Ler significa também aceitar a existência de outras opiniões além da própria. E aceitar a sua existência não exige, sequer, compreendê-las. Significa admitir e vivenciar a ambiguidade. Por mais paradoxo que pareça: é lendo que saímos da nossa bolha. E é precisamente por isso que Toni Morrison tem toda a razão quando diz que ler é um “ato audaz e rebelde”. E assim, voltamos à questão da revolução. Se a literatura tem o potencial de fazer rebentar a nossa bolha, então a leitura passa a ser de fato um ato revolucionário. E é por isso que o debate, se e como devemos fomentar a literatura, e com ela os autores e os tradutores, não é um debate meramente político-cultural. Trata se sim de uma tarefa sócio-política essencial. A Noruega aposta na força da literatura.
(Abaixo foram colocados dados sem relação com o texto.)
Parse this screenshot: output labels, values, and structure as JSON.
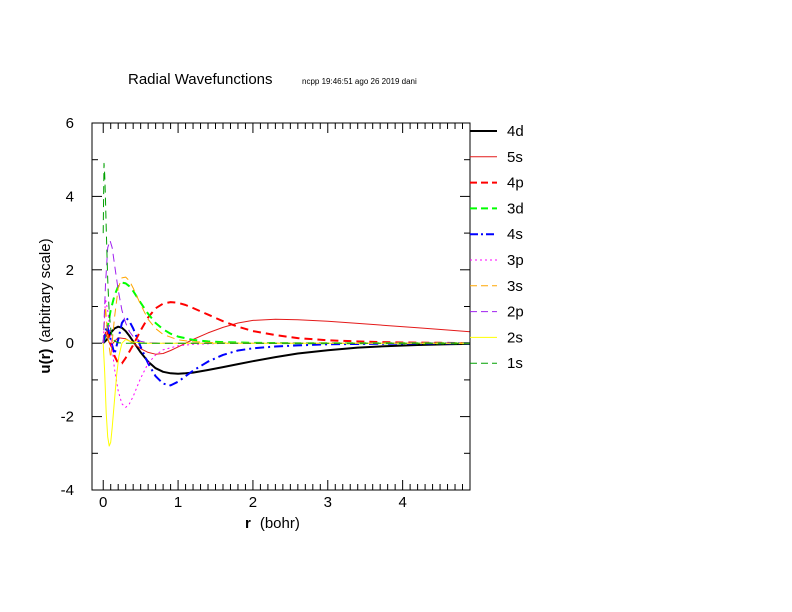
{
  "chart_data": {
    "type": "line",
    "title": "Radial Wavefunctions",
    "subtitle": "ncpp 19:46:51 ago 26 2019 dani",
    "xlabel_symbol": "r",
    "xlabel_unit": "(bohr)",
    "ylabel_symbol": "u(r)",
    "ylabel_unit": "(arbitrary scale)",
    "xlim": [
      -0.15,
      4.9
    ],
    "ylim": [
      -4,
      6
    ],
    "xticks": [
      "0",
      "1",
      "2",
      "3",
      "4"
    ],
    "yticks": [
      "-4",
      "-2",
      "0",
      "2",
      "4",
      "6"
    ],
    "legend_position": "right",
    "series": [
      {
        "name": "4d",
        "color": "#000000",
        "dash": "solid",
        "width": 2,
        "x": [
          0,
          0.05,
          0.1,
          0.15,
          0.2,
          0.25,
          0.3,
          0.35,
          0.4,
          0.5,
          0.6,
          0.7,
          0.8,
          0.9,
          1.0,
          1.1,
          1.2,
          1.4,
          1.6,
          1.8,
          2.0,
          2.3,
          2.6,
          3.0,
          3.4,
          3.8,
          4.2,
          4.6,
          4.9
        ],
        "y": [
          0,
          0.1,
          0.28,
          0.4,
          0.45,
          0.42,
          0.33,
          0.2,
          0.05,
          -0.25,
          -0.5,
          -0.68,
          -0.78,
          -0.82,
          -0.83,
          -0.82,
          -0.8,
          -0.73,
          -0.65,
          -0.57,
          -0.49,
          -0.38,
          -0.28,
          -0.19,
          -0.12,
          -0.08,
          -0.05,
          -0.03,
          -0.02
        ]
      },
      {
        "name": "5s",
        "color": "#e41a1a",
        "dash": "solid",
        "width": 1,
        "x": [
          0,
          0.03,
          0.06,
          0.1,
          0.15,
          0.2,
          0.3,
          0.4,
          0.5,
          0.6,
          0.7,
          0.8,
          0.9,
          1.0,
          1.2,
          1.4,
          1.6,
          1.8,
          2.0,
          2.3,
          2.6,
          3.0,
          3.4,
          3.8,
          4.2,
          4.6,
          4.9
        ],
        "y": [
          0,
          0.3,
          0.12,
          -0.08,
          0.05,
          0.15,
          0.12,
          0.0,
          -0.15,
          -0.25,
          -0.3,
          -0.28,
          -0.2,
          -0.1,
          0.1,
          0.28,
          0.43,
          0.55,
          0.62,
          0.65,
          0.64,
          0.6,
          0.54,
          0.48,
          0.42,
          0.36,
          0.31
        ]
      },
      {
        "name": "4p",
        "color": "#ff0000",
        "dash": "dashed",
        "width": 2,
        "x": [
          0,
          0.05,
          0.1,
          0.15,
          0.2,
          0.25,
          0.3,
          0.4,
          0.5,
          0.6,
          0.7,
          0.8,
          0.9,
          1.0,
          1.1,
          1.2,
          1.4,
          1.6,
          1.8,
          2.0,
          2.3,
          2.6,
          3.0,
          3.5,
          4.0,
          4.5,
          4.9
        ],
        "y": [
          0,
          0.35,
          0.0,
          -0.35,
          -0.55,
          -0.55,
          -0.4,
          -0.05,
          0.35,
          0.7,
          0.95,
          1.08,
          1.12,
          1.1,
          1.04,
          0.96,
          0.78,
          0.6,
          0.45,
          0.33,
          0.22,
          0.14,
          0.08,
          0.04,
          0.02,
          0.01,
          0.0
        ]
      },
      {
        "name": "3d",
        "color": "#00ff00",
        "dash": "dashed",
        "width": 2,
        "x": [
          0,
          0.05,
          0.1,
          0.15,
          0.2,
          0.25,
          0.3,
          0.35,
          0.4,
          0.5,
          0.6,
          0.7,
          0.8,
          0.9,
          1.0,
          1.2,
          1.4,
          1.6,
          2.0,
          2.5,
          3.0,
          4.0,
          4.9
        ],
        "y": [
          0,
          0.35,
          0.9,
          1.3,
          1.55,
          1.65,
          1.63,
          1.55,
          1.42,
          1.1,
          0.8,
          0.55,
          0.38,
          0.26,
          0.18,
          0.09,
          0.05,
          0.03,
          0.01,
          0.0,
          0.0,
          0.0,
          0.0
        ]
      },
      {
        "name": "4s",
        "color": "#0000ff",
        "dash": "dashdot",
        "width": 2,
        "x": [
          0,
          0.05,
          0.1,
          0.15,
          0.2,
          0.25,
          0.3,
          0.35,
          0.4,
          0.5,
          0.6,
          0.7,
          0.8,
          0.9,
          1.0,
          1.1,
          1.2,
          1.4,
          1.6,
          1.8,
          2.0,
          2.3,
          2.6,
          3.0,
          3.5,
          4.0,
          4.9
        ],
        "y": [
          0,
          0.5,
          0.1,
          -0.3,
          0.1,
          0.55,
          0.7,
          0.6,
          0.4,
          -0.1,
          -0.55,
          -0.9,
          -1.1,
          -1.15,
          -1.05,
          -0.9,
          -0.75,
          -0.5,
          -0.32,
          -0.2,
          -0.14,
          -0.09,
          -0.06,
          -0.03,
          -0.02,
          -0.01,
          0.0
        ]
      },
      {
        "name": "3p",
        "color": "#ff00ff",
        "dash": "dotted",
        "width": 1,
        "x": [
          0,
          0.03,
          0.06,
          0.1,
          0.15,
          0.2,
          0.25,
          0.3,
          0.35,
          0.4,
          0.45,
          0.5,
          0.6,
          0.7,
          0.8,
          1.0,
          1.2,
          1.5,
          2.0,
          3.0,
          4.9
        ],
        "y": [
          0,
          1.2,
          0.9,
          0.2,
          -0.7,
          -1.3,
          -1.65,
          -1.75,
          -1.65,
          -1.45,
          -1.2,
          -0.95,
          -0.55,
          -0.32,
          -0.18,
          -0.07,
          -0.03,
          -0.01,
          0.0,
          0.0,
          0.0
        ]
      },
      {
        "name": "3s",
        "color": "#ffa500",
        "dash": "dashed",
        "width": 1,
        "x": [
          0,
          0.03,
          0.06,
          0.1,
          0.15,
          0.2,
          0.25,
          0.3,
          0.35,
          0.4,
          0.5,
          0.6,
          0.7,
          0.8,
          1.0,
          1.2,
          1.5,
          2.0,
          3.0,
          4.9
        ],
        "y": [
          0,
          1.0,
          0.2,
          -0.4,
          0.7,
          1.5,
          1.78,
          1.8,
          1.7,
          1.5,
          1.05,
          0.65,
          0.4,
          0.24,
          0.09,
          0.04,
          0.01,
          0.0,
          0.0,
          0.0
        ]
      },
      {
        "name": "2p",
        "color": "#a020f0",
        "dash": "dashed",
        "width": 1,
        "x": [
          0,
          0.03,
          0.06,
          0.09,
          0.12,
          0.15,
          0.2,
          0.25,
          0.3,
          0.35,
          0.4,
          0.5,
          0.6,
          0.8,
          1.0,
          1.5,
          2.0,
          3.0,
          4.9
        ],
        "y": [
          0,
          1.6,
          2.6,
          2.8,
          2.6,
          2.15,
          1.45,
          0.9,
          0.55,
          0.32,
          0.18,
          0.05,
          0.01,
          0.0,
          0.0,
          0.0,
          0.0,
          0.0,
          0.0
        ]
      },
      {
        "name": "2s",
        "color": "#ffff00",
        "dash": "solid",
        "width": 1,
        "x": [
          0,
          0.02,
          0.04,
          0.06,
          0.08,
          0.1,
          0.12,
          0.15,
          0.18,
          0.21,
          0.25,
          0.3,
          0.35,
          0.4,
          0.5,
          0.6,
          0.8,
          1.0,
          2.0,
          3.0,
          4.9
        ],
        "y": [
          0,
          -0.8,
          -1.9,
          -2.55,
          -2.8,
          -2.7,
          -2.3,
          -1.55,
          -0.85,
          -0.35,
          0.0,
          0.1,
          0.06,
          0.03,
          0.01,
          0.0,
          0.0,
          0.0,
          0.0,
          0.0,
          0.0
        ]
      },
      {
        "name": "1s",
        "color": "#00a000",
        "dash": "dashed",
        "width": 1,
        "x": [
          0,
          0.01,
          0.02,
          0.03,
          0.04,
          0.05,
          0.06,
          0.07,
          0.08,
          0.1,
          0.12,
          0.15,
          0.2,
          0.3,
          0.5,
          1.0,
          2.0,
          3.0,
          4.9
        ],
        "y": [
          3.0,
          4.9,
          4.6,
          3.9,
          3.15,
          2.4,
          1.75,
          1.25,
          0.85,
          0.4,
          0.18,
          0.06,
          0.01,
          0.0,
          0.0,
          0.0,
          0.0,
          0.0,
          0.0
        ]
      }
    ]
  }
}
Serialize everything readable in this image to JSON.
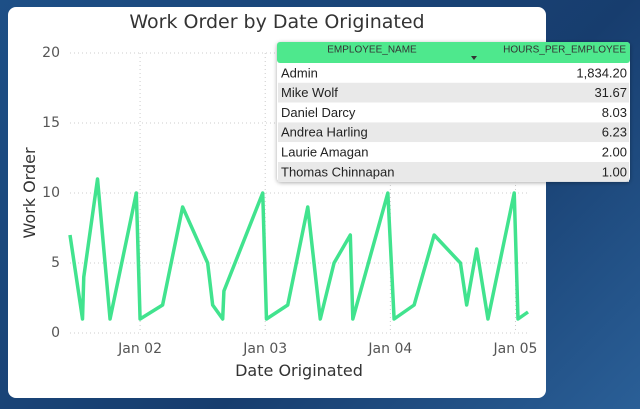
{
  "chart_data": {
    "type": "line",
    "title": "Work Order by Date Originated",
    "x_label": "Date Originated",
    "y_label": "Work Order",
    "x": [
      1.44,
      1.54,
      1.55,
      1.66,
      1.76,
      1.97,
      2.0,
      2.18,
      2.34,
      2.54,
      2.58,
      2.66,
      2.67,
      2.98,
      3.01,
      3.18,
      3.34,
      3.44,
      3.55,
      3.68,
      3.7,
      3.98,
      4.03,
      4.19,
      4.35,
      4.56,
      4.61,
      4.69,
      4.78,
      4.99,
      5.02,
      5.1
    ],
    "values": [
      7,
      1,
      4,
      11,
      1,
      10,
      1,
      2,
      9,
      5,
      2,
      1,
      3,
      10,
      1,
      2,
      9,
      1,
      5,
      7,
      1,
      10,
      1,
      2,
      7,
      5,
      2,
      6,
      1,
      10,
      1,
      1.5
    ],
    "color": "#41e38e",
    "xlim": [
      1.44,
      5.1
    ],
    "xticks": [
      {
        "value": 2,
        "label": "Jan 02"
      },
      {
        "value": 3,
        "label": "Jan 03"
      },
      {
        "value": 4,
        "label": "Jan 04"
      },
      {
        "value": 5,
        "label": "Jan 05"
      }
    ],
    "ylim": [
      0,
      20
    ],
    "yticks": [
      0,
      5,
      10,
      15,
      20
    ],
    "grid": true
  },
  "table": {
    "columns": [
      "EMPLOYEE_NAME",
      "HOURS_PER_EMPLOYEE"
    ],
    "rows": [
      [
        "Admin",
        "1,834.20"
      ],
      [
        "Mike Wolf",
        "31.67"
      ],
      [
        "Daniel Darcy",
        "8.03"
      ],
      [
        "Andrea Harling",
        "6.23"
      ],
      [
        "Laurie Amagan",
        "2.00"
      ],
      [
        "Thomas Chinnapan",
        "1.00"
      ]
    ]
  }
}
Cada norueguês lê, em média, uns impressionantes 15 livros por ano. É dos países que mais fomentam a exportação de literatura. Também por este motivo, foi feliz a escolha que recaiu sobre a Noruega, como país convidado da Feira do Livro. É para nós um exemplo e nos incentiva a fazer com que mais literatura alemã seja traduzida. Pois, como Erik Fosnes Hansen disse muito acertadamente em vésperas da abertura da Feira do Livro: “Sem tradutores, não haveria literatura mundial”. E haveria menos compreensão, porque para que tal aconteça, temos primeiro de entender o que o outro está dizendo – e, como Ministro do Exterior, sei do que falo.
Que a literatura é muito mais do que um conjunto de letras pretas em papel branco, isso nos mostra também a história da revolução na mídia. Ela teve início a poucos quilômetros daqui, em Mainz, uma espécie de Silicon Valley da Idade Média. Ali foi inventada, em 1450, a imprensa de tipos móveis. Sim, acho que é comparável. Também na altura, as pessoas reagiram com medo. Medo da utilização indevida do novo meio. Medo de que pudesse ser utilizado para manipular as pessoas. De que o conhecimento levasse à rebeldia. De que se instalasse o caos e que os poderosos perdessem o controle. Muitos desses receios nos soam estranhamente familiares. Tal como a imprensa transformou radicalmente o mundo de então, também a digitalização vai revolucionar o nosso.
Mas também é verdade que o Iluminismo, a Reforma protestante, o Humanismo, que marcam – ou pelo menos deveriam marcar – nosso pensamento até os dias de hoje, seriam impensáveis sem a imprensa. Que, de certo modo, deu uma nova formatação ao Homem. E nos catapultou da Idade Média para a Era Moderna. Assim, apesar de todos os receios que possamos ter, também a digitalização oferece a oportunidade de mudar o nosso mundo para melhor. A oportunidade de entrarmos num Iluminismo 2.0. O rumo que as sociedades tomam não depende do acaso, mas de nós. Também os algoritmos são feitos por homens e mulheres. E o comportamento de uma sociedade, também nos nossos dias, não é mais do que a soma do comportamento dos seus membros. Por isso: saiamos da nossa bolha! Discutamos qual o caminho certo – juntos, e não virados uns contra os outros! Aceitemos outros pontos de vista – não, tenhamos até mesmo a coragem de encorajá-los! Não há nada de errado em contradizer alguém! Tal como, de resto, não há nada de errado em chegar a um compromisso.
Tudo isto pode ser cansativo, incômodo e fastidioso. Mas só assim surge o espaço para que tenham lugar os encontros necessários. E só assim ela pode permanecer humana, a nossa revolução!